Herring Gulls eat just about anything: carrion, discarded fish from fishing boats, small mammals, eggs, shellfish, human rubbish (especially if it is a bit rotten), and chips, lots of chips. With the help of streetlights, the Herring Gull is happy foraging all night, ripping into black bags for tasty morsels. They have extremely keen daytime and night-time vision, superior to ours, and can see ultraviolet light. All this is great for bin raiding. They also have excellent hearing and a sense of taste that is particularly responsive to salt and acidity, which is why they go mad for chips with salt and vinegar.

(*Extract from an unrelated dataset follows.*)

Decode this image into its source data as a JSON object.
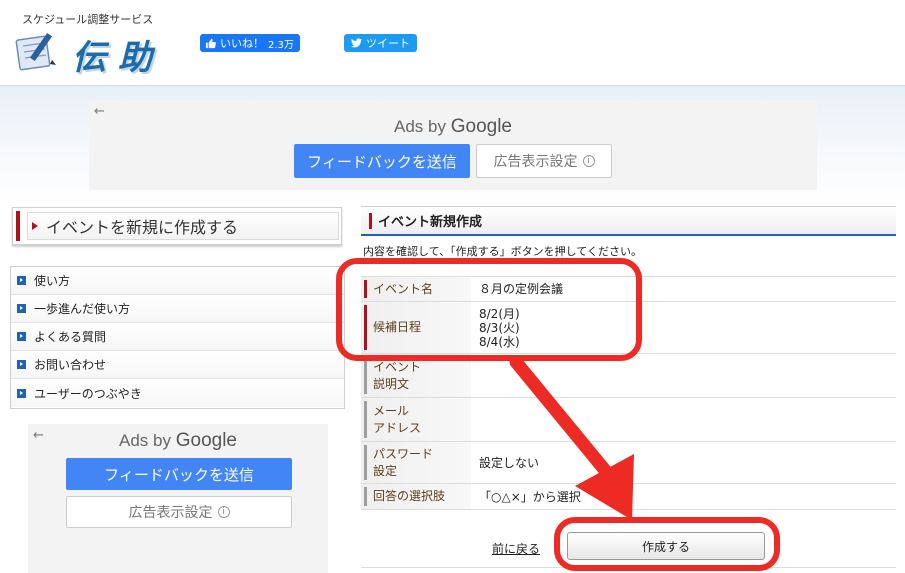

All these eating habits can make them a bit of a nuisance.
Herring Gull flocks have a loose pecking order, based on size, aggressiveness, and physical strength. The males are usually dominant in feeding and boundary disputes, while the females are dominant when selecting the nesting sites, ruling the house like ladies everywhere! Traditionally, Herring Gulls nested in noisy cliff-based colonies but are increasingly nesting on roofs in towns and cities and, with that hard stare, showing little fear of humans. Nesting starts in April on a mound of vegetation that is built by both adults. The 2-4 eggs (though usually 3) hatch after 28 days and the young leave the nest after 3 days for a waddle about to admire the city view. The youngsters peck at the red spot on mum and dad's beak to make them regurgitate food. Being mottled brown, the young birds are well camouflaged from predators. They can fly after about 35 days and quickly become independent chip thieves. The young gulls take 4 years to get their full adult plumage, which may seem a long time, but not when the oldest known Herring Gull lived to be 31 years old.

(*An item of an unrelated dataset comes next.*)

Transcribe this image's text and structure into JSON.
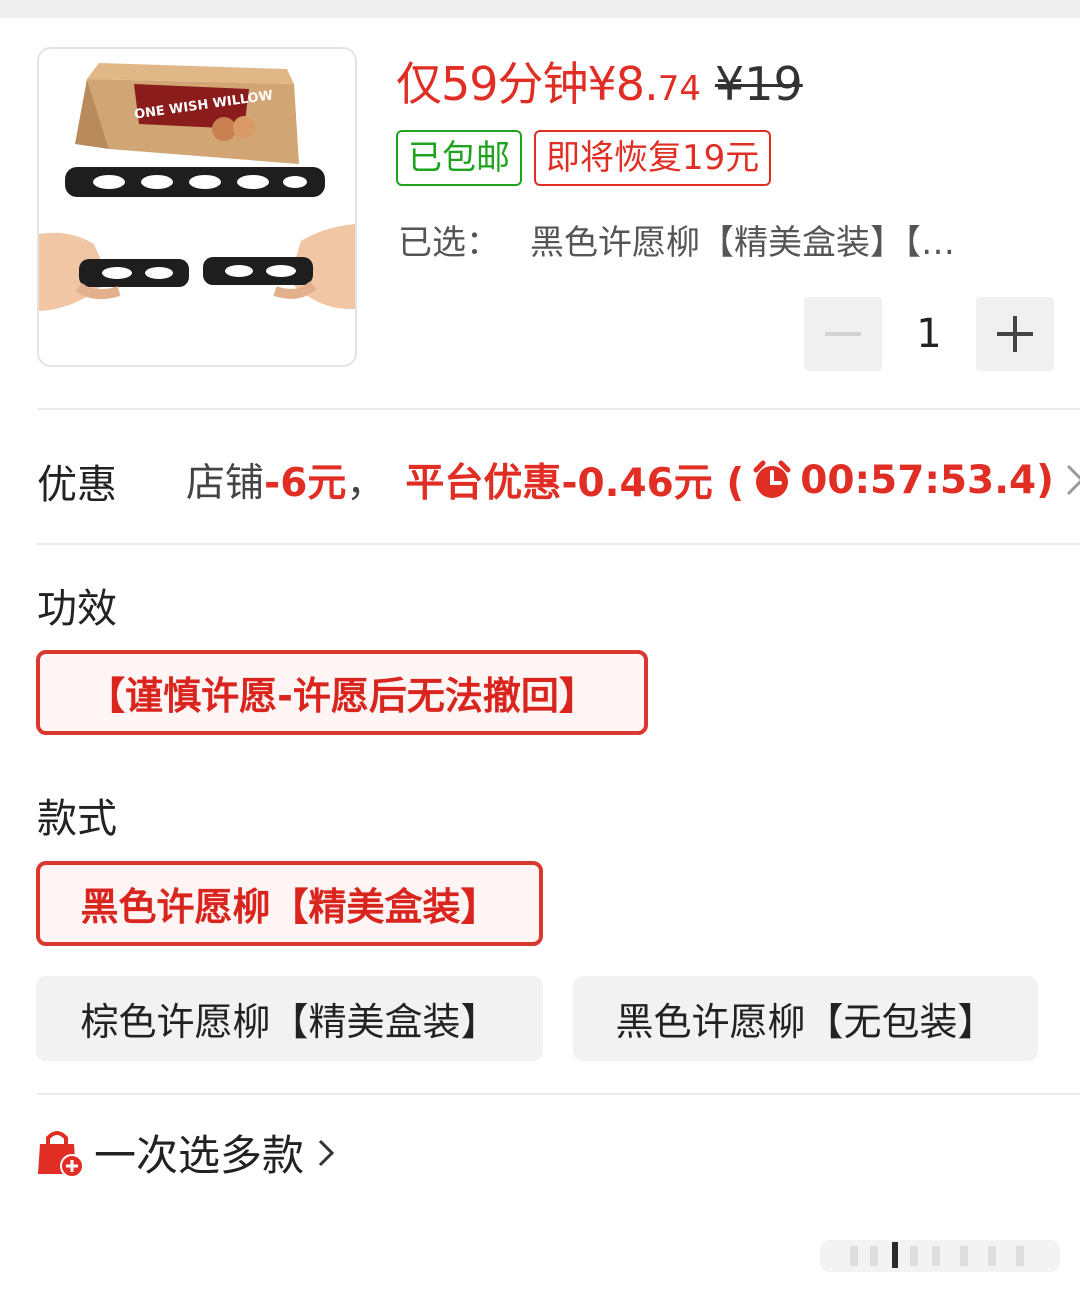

There are about 140,000 pairs breeding in Britain rising to 740,000 in winter when large numbers of Scandinavian birds come over for a bit of battered cod having had enough of pickled herring. When numbers are taken as a whole, the Herring Gull is declining across the country, despite their increase in urban areas. They are now protected by law and you have to get a special licence to remove them if they colonise your roof and cover it in poo.
Their Latin name is 'larus argentatus' where 'larus' means 'gull' or 'large seabird' and 'argentatus' means 'decorated with silver' as their backs are silver grey.